Association ziftomenib-chimiothérapie : 94 % de survie chez les patients atteints de LAM à mutation NPM1
Les données mises à jour de l'essai KOMET-007 montrent que l'association du ziftomenib à la chimiothérapie standard atteint un taux de survie globale à douze mois de 94 % dans la leucémie myéloïde aiguë (LAM) à mutation NPM1 nouvellement diagnostiquée. Cet inhibiteur oral de la ménine, approuvé par la FDA en novembre 2025 pour les maladies récidivantes/résistantes, est évalué dans un essai de phase II au Japon et dans une étude mondiale de phase 3.
Les données mises à jour de l'essai KOMET-007 montrent que le ziftomenib associé à une chimiothérapie standard conduit à un taux de survie globale à douze mois de 94 % dans la leucémie myéloïde aiguë (LAM) à mutation NPM1 nouvellement diagnostiquée, avec un taux de rémission complète composite de 96 %. Cet inhibiteur oral de la ménine, qui a reçu l'approbation de la FDA en novembre 2025 pour les maladies récidivantes ou résistantes, est désormais testé dans un essai de phase 3 pour un traitement de première ligne.
L'essai en bras unique KOMET-007 a recruté 49 patients atteints de LAM à mutation NPM1 recevant le ziftomenib à raison de 600 mg une fois par jour, en addition à une chimiothérapie d'induction standard 7+3. Parmi ces patients, le taux de rémission complète composite (CRc) était de 96 %, et la survie globale médiane reste non atteinte à 17,6 mois de suivi. Les repères historiques pour la chimiothérapie 7+3 indiquent des taux de rémission complète d'environ 75 % chez les jeunes patients en bonne condition, avec une survie à douze mois plus faible dans les populations plus âgées.

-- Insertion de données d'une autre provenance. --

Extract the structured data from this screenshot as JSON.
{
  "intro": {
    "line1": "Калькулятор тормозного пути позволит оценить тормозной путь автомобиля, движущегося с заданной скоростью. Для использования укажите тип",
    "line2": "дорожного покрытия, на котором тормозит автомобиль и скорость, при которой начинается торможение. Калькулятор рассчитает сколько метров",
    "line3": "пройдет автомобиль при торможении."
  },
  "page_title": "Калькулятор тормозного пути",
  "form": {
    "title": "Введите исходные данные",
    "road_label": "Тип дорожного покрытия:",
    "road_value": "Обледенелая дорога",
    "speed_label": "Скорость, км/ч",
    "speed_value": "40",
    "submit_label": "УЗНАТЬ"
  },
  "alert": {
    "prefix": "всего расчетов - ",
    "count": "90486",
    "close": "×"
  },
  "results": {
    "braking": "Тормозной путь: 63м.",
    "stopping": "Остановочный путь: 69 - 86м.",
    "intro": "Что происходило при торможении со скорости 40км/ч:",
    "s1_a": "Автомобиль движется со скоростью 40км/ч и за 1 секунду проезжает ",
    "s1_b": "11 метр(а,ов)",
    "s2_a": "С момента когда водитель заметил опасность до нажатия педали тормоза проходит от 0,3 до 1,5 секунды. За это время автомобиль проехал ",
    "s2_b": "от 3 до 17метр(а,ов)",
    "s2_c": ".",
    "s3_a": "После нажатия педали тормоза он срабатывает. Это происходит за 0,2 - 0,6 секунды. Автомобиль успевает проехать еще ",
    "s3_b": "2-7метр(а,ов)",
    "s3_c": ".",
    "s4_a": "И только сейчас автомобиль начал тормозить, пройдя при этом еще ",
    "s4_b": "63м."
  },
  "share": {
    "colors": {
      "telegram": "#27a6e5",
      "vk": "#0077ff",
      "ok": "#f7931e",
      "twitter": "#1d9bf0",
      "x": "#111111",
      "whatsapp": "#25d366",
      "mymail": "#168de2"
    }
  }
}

La négativité de la maladie résiduelle détectable (MRD) était élevée : la négativité de la MRD locale parmi les répondants a atteint 85 %, et la négativité de la MRD centrale par séquençage de nouvelle génération à un seuil de 0,01 % était de 56 %, tous les patients MRD négatifs ayant obtenu une clairance au cours du cycle 2. Les données de sécurité ont montré l'absence de syndrome de différenciation de grade 4 ; un syndrome de différenciation de grade 3 est survenu chez 4 % des patients et s'est résolu dans tous les cas. Le ziftomenib n'a pas retardé la récupération des neutrophyles ou des plaquettes, et le taux de mortalité à 60 jours était de 2 %.
Le ziftomenib, commercialisé sous le nom de Komzifti, a obtenu l'approbation de la FDA en novembre 2025 en monothérapie pour les adultes atteints de LAM à mutation NPM1 récidivante ou résistante pour lesquels aucune alternative thérapeutique satisfaisante n'existe. L'approbation comporte un avertissement encadré pour le syndrome de différenciation. L'utilisation combinée du ziftomenib avec la chimiothérapie en première ligne reste expérimentale en attendant les résultats de l'essai de phase 3 KOMET-017, qui évaluera la négativité de la MRD comme critère d'évaluation principal.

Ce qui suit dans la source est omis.